Our country’s recent economic downturn all but eviscerated the development of high-end building projects. Financial institutions and lenders began avoiding risky investments, as opportunities for monetary compensation grew thin. However, new trends within the real estate industry have encouraged the development of riskier projects. Thanks in part to a resurgence of “so-called” opportunity real estate funds; developers are once again finding themselves able to construct elaborate, high-cost establishments.
Otherwise known as private-equity funds, opportunity real estate funds specialize in those transactions synonymous with high risk/high reward. They provide developers the opportunity to build elaborate buildings with the potential for huge returns. Through their acquisition, investors are able to facilitate the development of half-empty office buildings, distressed properties burdened by debt, or high priced construction projects requiring the help of excessive funds.
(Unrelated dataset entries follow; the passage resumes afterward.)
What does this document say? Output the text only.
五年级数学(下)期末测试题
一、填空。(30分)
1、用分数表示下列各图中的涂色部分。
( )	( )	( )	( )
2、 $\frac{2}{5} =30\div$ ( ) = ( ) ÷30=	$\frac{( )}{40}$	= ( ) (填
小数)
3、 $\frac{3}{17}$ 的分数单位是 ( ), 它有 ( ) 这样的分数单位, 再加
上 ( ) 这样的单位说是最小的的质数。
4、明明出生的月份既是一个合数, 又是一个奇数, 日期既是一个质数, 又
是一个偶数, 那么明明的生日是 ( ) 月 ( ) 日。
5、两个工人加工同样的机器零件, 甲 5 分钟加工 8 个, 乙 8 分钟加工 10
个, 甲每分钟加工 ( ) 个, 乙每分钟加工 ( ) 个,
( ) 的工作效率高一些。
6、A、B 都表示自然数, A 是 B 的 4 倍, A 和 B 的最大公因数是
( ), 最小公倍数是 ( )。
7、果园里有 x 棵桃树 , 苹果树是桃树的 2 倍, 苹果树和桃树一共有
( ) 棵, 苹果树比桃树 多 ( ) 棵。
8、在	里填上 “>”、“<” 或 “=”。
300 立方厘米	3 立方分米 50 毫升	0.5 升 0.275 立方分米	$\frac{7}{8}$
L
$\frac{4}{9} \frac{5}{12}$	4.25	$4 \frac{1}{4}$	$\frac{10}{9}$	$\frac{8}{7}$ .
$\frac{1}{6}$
Opportunity real estate funds all but disappeared during the recession, as their source (big pension funds) was already compromised from previous transgressions. Investors simply couldn’t afford to take the risks associated with such lavish spending.
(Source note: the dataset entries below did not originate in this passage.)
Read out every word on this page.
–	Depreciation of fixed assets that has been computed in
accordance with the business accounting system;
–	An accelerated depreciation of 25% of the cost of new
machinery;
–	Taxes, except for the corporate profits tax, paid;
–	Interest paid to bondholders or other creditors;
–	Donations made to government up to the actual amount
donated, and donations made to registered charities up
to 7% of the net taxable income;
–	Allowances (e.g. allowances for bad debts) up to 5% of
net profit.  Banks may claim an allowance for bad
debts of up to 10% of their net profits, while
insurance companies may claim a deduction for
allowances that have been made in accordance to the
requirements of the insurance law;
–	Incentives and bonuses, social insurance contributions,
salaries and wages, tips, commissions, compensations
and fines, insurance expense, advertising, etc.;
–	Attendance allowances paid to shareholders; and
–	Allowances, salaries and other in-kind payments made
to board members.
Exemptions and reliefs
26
The California Public Employees’ Retirement System is a perfect example of the risk associated with such a fund. Recognized as the largest U.S. public fund with a net worth of $263 billion, this company provides retirement and health benefits to more than 1.6 million public employees, retirees, and their families. However, the economic downturn resulted in a loss of approximately $10 billion for the organization between July 2008 and June 2009.
In light of the recession, a majority of pension funds avoided risky investments. They began to focus their efforts on safe, well-leased properties in flourishing markets. However, the shift from risk mitigation to stable property investment proved more difficult than originally anticipated. Investors were finding it hard to generate returns in excess of liabilities.
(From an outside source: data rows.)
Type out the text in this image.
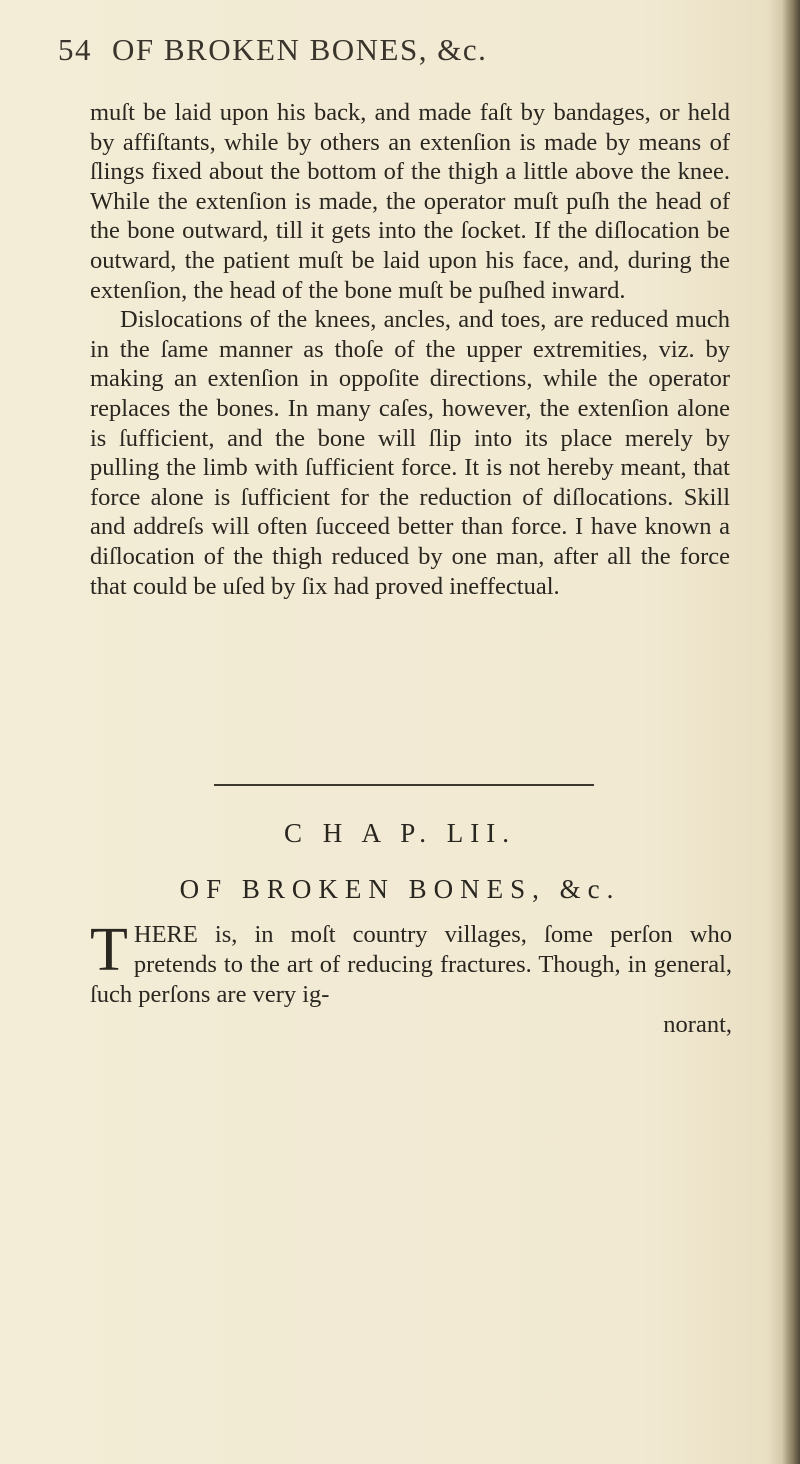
54 OF BROKEN BONES, &c.

muſt be laid upon his back, and made faſt by bandages, or held by affiſtants, while by others an extenſion is made by means of ſlings fixed about the bottom of the thigh a little above the knee. While the extenſion is made, the operator muſt puſh the head of the bone outward, till it gets into the ſocket. If the diſlocation be outward, the patient muſt be laid upon his face, and, during the extenſion, the head of the bone muſt be puſhed inward.

Dislocations of the knees, ancles, and toes, are reduced much in the ſame manner as thoſe of the upper extremities, viz. by making an extenſion in oppoſite directions, while the operator replaces the bones. In many caſes, however, the extenſion alone is ſufficient, and the bone will ſlip into its place merely by pulling the limb with ſufficient force. It is not hereby meant, that force alone is ſufficient for the reduction of diſlocations. Skill and addreſs will often ſucceed better than force. I have known a diſlocation of the thigh reduced by one man, after all the force that could be uſed by ſix had proved ineffectual.

C H A P. LII.
OF BROKEN BONES, &c.
T HERE is, in moſt country villages, ſome perſon who pretends to the art of reducing fractures. Though, in general, ſuch perſons are very ig-

norant,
Trends are now witnessing a revitalization of opportunity real estate funds.
With what appears to be the worst behind us, pension funds are attempting to make a comeback. At a time when interest rates are at record lows, investors are trying to reestablish opportunity real estate funds to take advantage of potentially lucrative deals. Low interest rates have been projected to provide investors with annual returns as high as 20 percent.
“Many prices have fallen quite a bit, so there’s now a lot of opportunity,” says Edward Schwartz, a principal at real-estate consultant ORG Portfolio Management.
According to Preqin, the next year will see approximately half of all pension funds and other large investors allocating to real estate expect to commit their assets to opportunity funds.